3.14. Dit alles leidt het hof tot de conclusie dat, voorshands niet aannemelijk is geworden dat de man na zijn ontslag bij [A] geen verdiencapaciteit meer had of heeft om een inkomen te verwerven waarmee hij in redelijkheid niet aan de alimentatieovereenkomst kan worden gehouden. Dat brengt met zich -mede gezien de terughoudendheid die de rechter in deze moet betrachten-, dat de door de man gestelde wijziging van omstandigheden, gelegen in de beëindiging van zijn dienstverband bij [A] en de gevolgen daarvan, niet een zodanige wijziging van omstandigheden betreft, dat de vrouw in het licht van alle bestaande omstandigheden, naar maatstaven van redelijkheid en billijkheid ongewijzigde instandhouding van de tussen partijen gesloten alimentatie-overeenkomst niet mag verwachten.
Het inleidend verzoek van de vrouw zal derhalve alsnog worden toegewezen waar het haar alimentatie betreft, met dien verstande dat de wettelijke indexering eerst per 1 januari 2006 zal ingaan.

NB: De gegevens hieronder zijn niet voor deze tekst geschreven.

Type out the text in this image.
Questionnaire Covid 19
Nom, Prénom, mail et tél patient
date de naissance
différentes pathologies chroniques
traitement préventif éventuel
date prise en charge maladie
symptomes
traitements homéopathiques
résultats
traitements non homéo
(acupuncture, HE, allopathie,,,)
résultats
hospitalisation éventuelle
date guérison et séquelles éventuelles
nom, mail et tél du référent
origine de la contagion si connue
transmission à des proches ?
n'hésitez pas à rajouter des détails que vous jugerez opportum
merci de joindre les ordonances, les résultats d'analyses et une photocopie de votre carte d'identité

3.15. Dit leidt tot de volgende beslissing.
4. Beslissing
Het hof:
vernietigt de beschikkingen waarvan beroep van 10 januari 2001 en 24 oktober 2001, voor zover betrekking hebbend op de uitkering tot levensonderhoud van de vrouw en, in zoverre opnieuw rechtdoende;
bepaalt de door de man te betalen uitkering tot levensonderhoud van de vrouw op ƒ 6.000,-/€ 2.723,- (TWEEDUIZEND ZEVENHONDERD EN DRIEËNTWINTIG EURO) per maand zo lang de vrouw met beide kinderen de voormalige echtelijke woning bewoont en de kinderen de middelbare school bezoeken doch niet eerder dan met ingang van 28 maart 2001, op ƒ 10.000,-/€ 4.538,- (VIERDUIZEND VIJFHONDERD ACHTENDERTIG EURO) per maand vanaf de eerste van de maand volgend op de maand waarin de vrouw met beide kinderen de voormalige echtelijke woning heeft verlaten en elders haar intrek heeft genomen en op ƒ 7.500,-/€ 3.403,- (DRIEDUIZEND VIERHONDERDDRIE EURO) per maand vanaf de eerste van de maand volgend op de maand waarin één kind niet meer bij de vrouw woont, vanaf heden bij vooruitbetaling te voldoen;
bepaalt dat de man over de uitkering tot levensonderhoud van de vrouw vanaf 1 januari 2006 de wettelijke indexering van artikel 1:402a Burgerlijk Wetboek betaalt;
bekrachtigt de beschikkingen waarvan beroep van 10 januari 2001 en van 24 oktober 2001 van de rechtbank te Groningen voor het overige, voor zover aan het oordeel van het hof onderworpen;
verklaart deze beschikking uitvoerbaar bij voorraad;
wijst af het meer of anders verzochte.
Deze beschikking is gegeven door mrs. A.M.L. Broekhuijsen-Molenaar, M.M.A. Gerritzen-Gunst en S. Clement in tegenwoordigheid van mr. F.J.E. van Geijn als griffier, en in het openbaar uitgesproken op 14 april 2005.